In total, the UNESCO atlas recognizes 2.5 thousand languages out of 6 thousand existing in the world as endangered. There are 199 languages spoken by no more than ten people. In the last few decades, 200 languages have completely disappeared, according to the Associated Press.
Researchers predict that by 2050 there will be a noticeable replacement of the Yakut language with Russian, and only a small proportion of children born in 20 years can communicate in Yakut. And for the next generation, the Sakha language will turn into a kind of museum culture, when it will be spoken about as the language of the ancestors.
According to the forecast, by 2050, the Yakut language may be replaced by Russian or languages of international communication. The experts drew up a graph and showed the dynamics of the language proficiency of representatives of the Sakha people, depending on the period of birth (from 1950 to 2030). Currently, there are already trends that can lead to the execution of this scenario. By the 30th year and beyond, the loss of language will become a noticeable phenomenon. The researchers explained this by the fact that it may be replaced by the Russian language.
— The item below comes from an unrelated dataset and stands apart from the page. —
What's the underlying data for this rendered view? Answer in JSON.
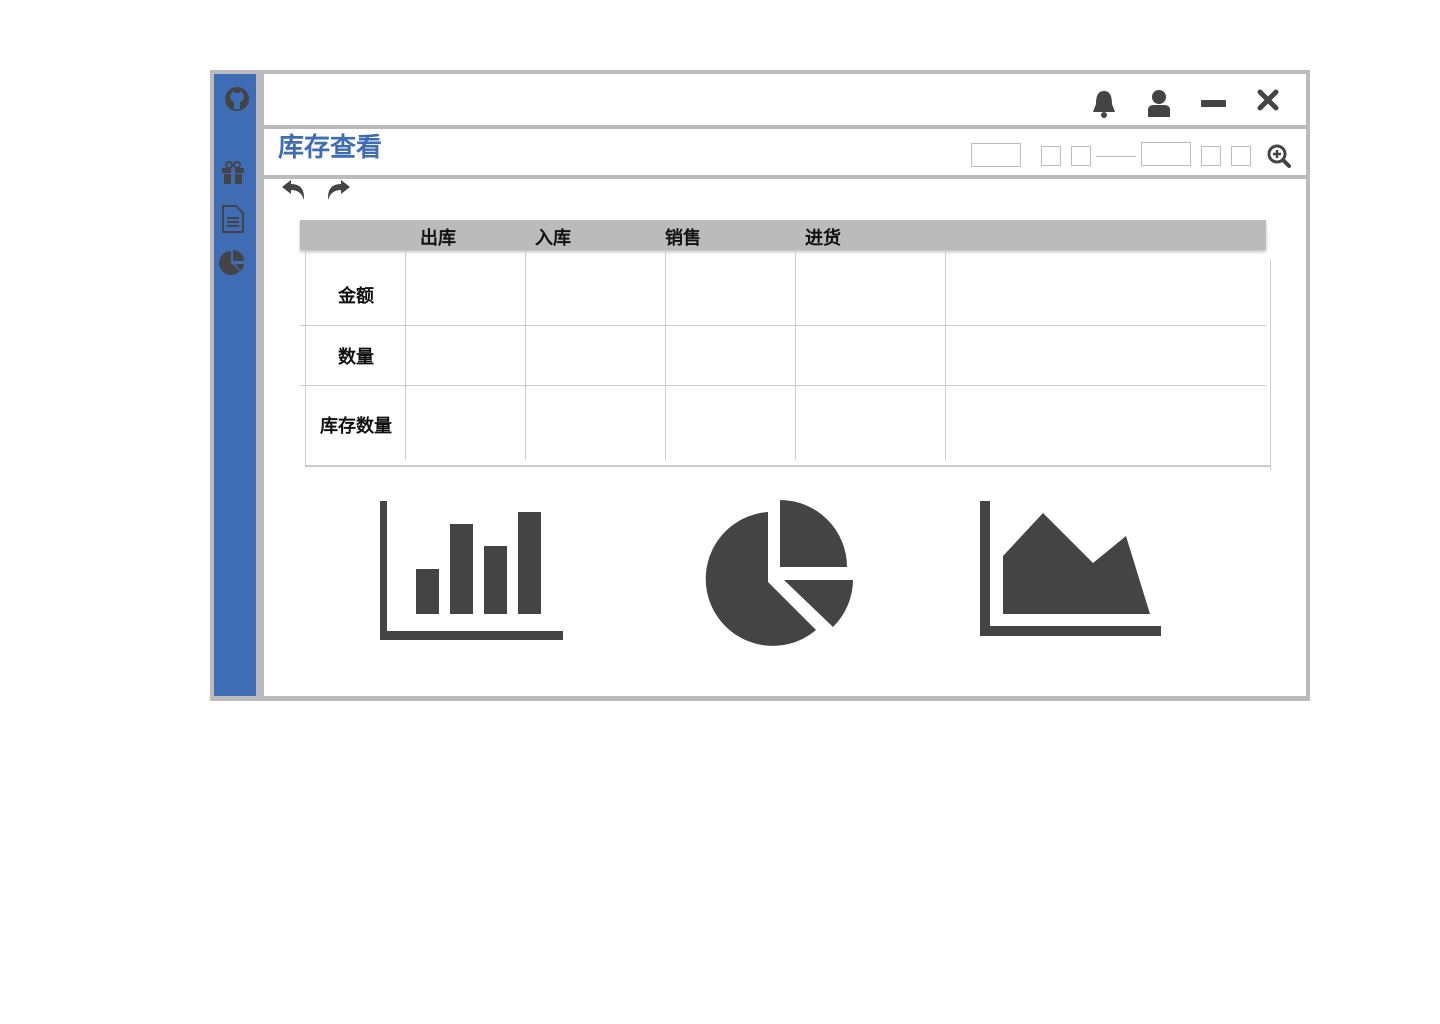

"Perhaps the majority of the population will know the language at the everyday level, but only a few will use it as a living language – to communicate, to think. The question remains whether young people reconsider their positions when they get older. After all, a lot is changing," explains Alexandra Prokopyeva, senior lecturer at the History Department of the North-Eastern Federal University, Faculty of History. Based on forecasts, among those born in 2021-2030, only 60% will be fluent and speak their native language, only 40% will discuss household and personal affairs with their family, and only a quarter of them will think in their native language.
(Sources:
https://www.1sn.ru/184325.html,
https://lenta.ru/news/2009/02/20/languages/)
Dunya Zakharova is an artist (born in 1987 in the Republic of Sakha (Yakutia), lives and works in Moscow), whose main motive of creativity is giving emotional coloring to abstract forms. The emotions of interest to the artist are diverse. Those are loneliness and suffering caused by extreme weather conditions, and, at the same time, tenderness and love. All these states of the human soul are dissected with the precision of an entomologist and decomposed into components. All works are distinguished by the thoroughness of working with the material, the purpose of which is to maximize the expressiveness of the finished object. The images that eventually appear in the works seem to resemble fantastic creatures from fairy tales, dreams or our unconscious fears. There seems to be some hidden threat in them, but the very placement of these creatures in the exhibition space "disinfects" them and turns them into safe objects for viewing. Solo exhibitions: "Hysteria" - ART4 (2019), “-77.8°C" - Osnova Gallery, Moscow (2017), "Extinct species" - Osnova Gallery, Moscow, (2016).